There's an old joke among programmers: "There are only two hard things in computer science — cache invalidation and naming things." You don't need to know what cache invalidation is. But the naming part is real, and it shows up on your very first day of writing code.
When I started, I named everything badly. My variables were x, y, n, temp, data, data2. My code worked. But when I opened the same file a week later, I had no idea what any of it meant. I'd written a stranger's program.
Good names are the difference between code you can read next week and code you can't.
Names are notes to your future self
Here are two versions of the same line of Python:
if g >= 3.5 and f < 500:
print("ok")if gpa >= 3.5 and application_fee_usd < 500:
print("Likely a good fit")Both run. Both produce the same result. But only one of them tells you what the program is actually deciding. The second one reads almost like English: "if the GPA is at least 3.5 and the application fee is under 500 dollars, it's likely a good fit."
You are not writing code for the computer. The computer is fine with g and f. You're writing code for the human who reads it next — and that human is almost always you, three weeks from now, trying to remember what you meant.
A short field guide
Some patterns I'd encourage from day one.
Spell out the word. gpa is fine because GPA is a known abbreviation. g is not. fee is OK but ambiguous — fee for what? application_fee is better.
Add units when they matter. Money, time, and distance all bite you if you forget the unit. application_fee_usd is safer than application_fee. deadline_days_away is clearer than deadline. duration_minutes removes any guessing.
Use two words when one isn't enough. A single-word variable name is often a single-word lie. total — total of what? total_cost_usd or total_applications_submitted is honest.
Booleans should sound like questions.
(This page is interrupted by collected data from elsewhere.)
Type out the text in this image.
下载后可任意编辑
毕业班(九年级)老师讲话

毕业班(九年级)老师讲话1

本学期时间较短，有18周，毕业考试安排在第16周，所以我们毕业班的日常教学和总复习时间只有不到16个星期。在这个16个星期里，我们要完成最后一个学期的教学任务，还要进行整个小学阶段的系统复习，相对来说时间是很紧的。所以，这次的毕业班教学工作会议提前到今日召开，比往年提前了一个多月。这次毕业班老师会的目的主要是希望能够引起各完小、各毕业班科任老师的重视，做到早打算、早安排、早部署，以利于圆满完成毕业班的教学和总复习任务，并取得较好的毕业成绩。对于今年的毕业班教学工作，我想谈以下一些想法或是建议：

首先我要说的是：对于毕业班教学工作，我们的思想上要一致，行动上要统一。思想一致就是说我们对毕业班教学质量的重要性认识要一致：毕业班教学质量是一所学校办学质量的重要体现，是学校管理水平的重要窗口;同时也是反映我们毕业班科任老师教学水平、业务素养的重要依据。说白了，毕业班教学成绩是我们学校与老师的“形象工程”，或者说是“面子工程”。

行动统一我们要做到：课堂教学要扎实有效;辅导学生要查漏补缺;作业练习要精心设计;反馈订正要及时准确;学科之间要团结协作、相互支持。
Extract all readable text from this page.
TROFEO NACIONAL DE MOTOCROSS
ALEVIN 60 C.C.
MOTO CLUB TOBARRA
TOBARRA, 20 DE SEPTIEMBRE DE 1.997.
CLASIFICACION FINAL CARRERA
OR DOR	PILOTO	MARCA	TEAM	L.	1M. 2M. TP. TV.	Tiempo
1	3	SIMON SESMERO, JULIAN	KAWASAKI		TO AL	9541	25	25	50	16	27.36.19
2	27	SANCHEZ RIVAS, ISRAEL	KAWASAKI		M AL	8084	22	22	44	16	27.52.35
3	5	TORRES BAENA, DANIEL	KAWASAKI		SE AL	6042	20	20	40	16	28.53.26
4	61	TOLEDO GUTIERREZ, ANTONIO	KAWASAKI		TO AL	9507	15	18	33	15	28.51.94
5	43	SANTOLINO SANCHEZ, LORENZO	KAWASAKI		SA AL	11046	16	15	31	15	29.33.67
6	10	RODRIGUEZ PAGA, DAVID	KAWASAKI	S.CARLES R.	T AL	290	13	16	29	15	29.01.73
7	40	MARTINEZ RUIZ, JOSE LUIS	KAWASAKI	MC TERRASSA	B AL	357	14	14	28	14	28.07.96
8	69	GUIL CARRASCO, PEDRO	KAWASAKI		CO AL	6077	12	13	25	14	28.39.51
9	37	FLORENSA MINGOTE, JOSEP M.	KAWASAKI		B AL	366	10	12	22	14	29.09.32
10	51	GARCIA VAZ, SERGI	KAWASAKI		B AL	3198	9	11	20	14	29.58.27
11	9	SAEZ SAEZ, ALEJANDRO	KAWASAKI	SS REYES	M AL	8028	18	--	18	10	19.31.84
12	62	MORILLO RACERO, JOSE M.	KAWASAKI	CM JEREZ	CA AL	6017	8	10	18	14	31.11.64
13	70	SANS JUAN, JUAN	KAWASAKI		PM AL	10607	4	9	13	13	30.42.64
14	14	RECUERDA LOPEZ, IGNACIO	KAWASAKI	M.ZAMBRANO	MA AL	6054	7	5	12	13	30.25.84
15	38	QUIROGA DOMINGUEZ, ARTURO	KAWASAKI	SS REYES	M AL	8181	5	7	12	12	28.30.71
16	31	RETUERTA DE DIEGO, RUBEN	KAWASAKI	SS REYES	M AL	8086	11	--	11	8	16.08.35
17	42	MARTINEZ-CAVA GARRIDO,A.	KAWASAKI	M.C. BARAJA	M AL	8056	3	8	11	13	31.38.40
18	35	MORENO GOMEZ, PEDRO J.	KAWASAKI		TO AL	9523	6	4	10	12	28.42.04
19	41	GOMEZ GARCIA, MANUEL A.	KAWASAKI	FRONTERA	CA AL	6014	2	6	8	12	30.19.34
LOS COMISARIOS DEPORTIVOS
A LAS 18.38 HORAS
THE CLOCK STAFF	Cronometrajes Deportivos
A variable that's either True or False reads best as a yes-or-no question. eligible_for_chevening is great. flag1 is a horror. is_deadline_passed, has_english_test, is_fully_funded — each one tells you what True means.
Lists should be plural. If it's a collection, name it like a collection. universities, not university. Then your for loops read naturally: for university in universities.
A small refactor
Here's a snippet from a real first-week assignment, before and after.
Before:
g = 3.7
f = 80
t = 30
e = 220
total = f + t + e
if g > 3.5 and total < 500:
print("yes")After:
gpa = 3.7
application_fee_usd = 80
transcript_fee_usd = 30
english_test_usd = 220
total_cost_usd = application_fee_usd + transcript_fee_usd + english_test_usd
if gpa > 3.5 and total_cost_usd < 500:
print("Likely a good fit for this scholarship.")The second version is longer. That's the point. Code is read many more times than it is written. Six extra characters today save you ten minutes of re-reading next week.
The same idea applies to functions and files
Functions are the same story. calc() tells you nothing. calculate_total_application_cost() tells you everything. When in doubt, a function name should be a small verb phrase — generate_email, check_eligibility, load_scholarships_from_csv.
Files too. script.py versus scholarship_tracker.py. untitled1.ipynb versus week2_dictionaries_practice.ipynb. You will thank yourself.
Naming is taste, and taste is trained
Here's the encouraging part: nobody is born with good naming instincts. They come from reading a lot of code and noticing what felt clear and what didn't. Every time you open someone else's project and think "oh, that's a nicer name than I'd have used," your taste improves a tiny bit.
So don't worry about getting every name perfect on day one. Just try to use real words. Add a unit when it matters. Make booleans sound like questions. The rest will come from practice and from reading.
And if I'm reviewing your code and I scribble "rename this" in the margin — don't take it personally. I'm just trying to make your code easier for the next person to read. Even if that person is you.